O Tribunal de Justiça do Rio de Janeiro anulou a eleição que havia escolhido o deputado Douglas Ruas como novo presidente da Assembleia Legislativa do Estado do Rio (Alerj). A decisão foi tomada na noite desta quinta-feira (26) e já foi comunicada ao parlamentar.
A anulação ocorreu após um pedido apresentado pelo PDT, feito poucas horas depois da sessão extraordinária que definiu a eleição. O encontro havia sido convocado pelo presidente em exercício da Casa, Guilherme Delaroli.
A decisão é liminar, ou seja, tem efeito imediato, e foi assinada pela presidente em exercício do tribunal, a desembargadora Suely Lopes Magalhães. Ela determinou a suspensão de todos os atos realizados durante a sessão que elegeu Ruas e manteve Delaroli no comando da Alerj.
No despacho, a magistrada afirmou que o processo de eleição interna da Assembleia não poderia ter sido iniciado naquele momento. Segundo ela, antes disso, seria necessário cumprir uma etapa determinada pela Justiça Eleitoral: a recontagem (retotalização) dos votos das eleições anteriores.
Essa recontagem foi ordenada após a cassação do mandato do então presidente da Alerj, Rodrigo Bacellar. Com a perda do mandato, os mais de 97 mil votos recebidos por ele foram anulados, o que exige um novo cálculo para definir a distribuição das cadeiras na Assembleia.
De acordo com a decisão, primeiro deve ser feita essa retotalização dos votos para garantir que a composição da Alerj esteja correta e legítima. Só depois disso é que a Casa poderia realizar uma nova eleição para escolher seu presidente.
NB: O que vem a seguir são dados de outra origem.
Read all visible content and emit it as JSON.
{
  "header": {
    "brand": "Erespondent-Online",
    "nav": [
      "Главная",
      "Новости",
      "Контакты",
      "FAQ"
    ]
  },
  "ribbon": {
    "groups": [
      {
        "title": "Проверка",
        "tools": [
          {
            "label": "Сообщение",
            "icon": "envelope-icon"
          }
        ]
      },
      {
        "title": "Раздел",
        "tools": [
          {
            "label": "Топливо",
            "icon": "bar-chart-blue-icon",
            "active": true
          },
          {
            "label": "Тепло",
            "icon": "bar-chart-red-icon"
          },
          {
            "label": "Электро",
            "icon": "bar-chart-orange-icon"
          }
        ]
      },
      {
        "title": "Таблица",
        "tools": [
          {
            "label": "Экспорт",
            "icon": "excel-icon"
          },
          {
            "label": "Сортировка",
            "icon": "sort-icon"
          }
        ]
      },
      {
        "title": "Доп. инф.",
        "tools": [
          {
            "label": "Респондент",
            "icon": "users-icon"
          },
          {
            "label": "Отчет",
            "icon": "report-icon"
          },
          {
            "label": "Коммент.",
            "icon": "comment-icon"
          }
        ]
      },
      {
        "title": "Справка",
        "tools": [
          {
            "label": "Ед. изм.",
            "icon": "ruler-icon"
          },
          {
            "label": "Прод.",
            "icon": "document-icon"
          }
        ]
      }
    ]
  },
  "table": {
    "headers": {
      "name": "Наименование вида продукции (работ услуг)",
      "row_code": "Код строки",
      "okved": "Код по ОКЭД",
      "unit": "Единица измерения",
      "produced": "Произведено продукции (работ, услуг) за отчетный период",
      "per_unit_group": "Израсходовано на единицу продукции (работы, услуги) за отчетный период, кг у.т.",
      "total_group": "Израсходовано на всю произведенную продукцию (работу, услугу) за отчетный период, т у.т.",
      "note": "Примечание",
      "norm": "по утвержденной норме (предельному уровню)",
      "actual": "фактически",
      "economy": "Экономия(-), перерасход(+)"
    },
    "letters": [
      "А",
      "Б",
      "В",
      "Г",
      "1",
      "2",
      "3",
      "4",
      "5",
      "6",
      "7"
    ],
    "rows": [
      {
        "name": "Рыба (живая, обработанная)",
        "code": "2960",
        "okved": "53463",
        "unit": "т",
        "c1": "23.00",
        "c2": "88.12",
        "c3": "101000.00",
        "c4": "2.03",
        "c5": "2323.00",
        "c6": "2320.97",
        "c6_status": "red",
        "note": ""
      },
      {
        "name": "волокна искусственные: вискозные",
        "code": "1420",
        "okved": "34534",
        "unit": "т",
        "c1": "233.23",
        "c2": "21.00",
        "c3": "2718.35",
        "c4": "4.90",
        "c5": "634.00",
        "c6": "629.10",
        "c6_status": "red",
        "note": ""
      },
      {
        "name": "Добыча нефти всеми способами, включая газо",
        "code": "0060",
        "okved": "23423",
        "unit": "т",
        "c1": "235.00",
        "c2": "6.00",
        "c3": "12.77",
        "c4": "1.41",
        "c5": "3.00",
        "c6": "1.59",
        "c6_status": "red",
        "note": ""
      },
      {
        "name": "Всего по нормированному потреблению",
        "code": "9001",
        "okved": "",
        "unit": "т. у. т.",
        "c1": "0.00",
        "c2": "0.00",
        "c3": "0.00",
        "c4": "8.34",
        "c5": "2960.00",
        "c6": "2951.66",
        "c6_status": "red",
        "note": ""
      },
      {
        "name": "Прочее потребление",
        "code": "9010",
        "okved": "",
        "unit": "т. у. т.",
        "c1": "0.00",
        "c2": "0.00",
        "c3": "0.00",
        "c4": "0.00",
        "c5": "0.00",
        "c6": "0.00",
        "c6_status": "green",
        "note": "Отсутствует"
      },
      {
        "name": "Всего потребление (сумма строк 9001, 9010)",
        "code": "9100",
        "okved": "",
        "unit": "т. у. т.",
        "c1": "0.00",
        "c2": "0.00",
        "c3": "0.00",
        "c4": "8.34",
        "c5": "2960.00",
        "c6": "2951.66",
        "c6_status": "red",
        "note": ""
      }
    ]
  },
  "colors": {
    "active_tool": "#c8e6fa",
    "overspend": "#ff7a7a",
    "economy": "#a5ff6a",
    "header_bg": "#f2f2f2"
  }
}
A magistrada também destacou que a antecipação desse processo pode gerar impactos ainda maiores. Isso porque a escolha do presidente da Alerj pode influenciar diretamente quem assumirá o governo do estado, dependendo do cenário político.
O Tribunal Regional Eleitoral do Rio de Janeiro já marcou para a próxima terça-feira (31) a retotalização dos votos. Esse processo pode mudar não apenas a vaga deixada por Bacellar, mas também outras cadeiras, já que o novo cálculo do quociente eleitoral pode alterar a quantidade de deputados de cada partido.
Na prática, isso pode levar à entrada de suplentes e mudar a configuração política dentro da Assembleia.
Além disso, o Tribunal Superior Eleitoral já havia decidido, na quarta-feira (25), que a escolha de um eventual novo governador do Rio deverá ser feita por eleição indireta, ou seja, realizada pelos próprios deputados estaduais.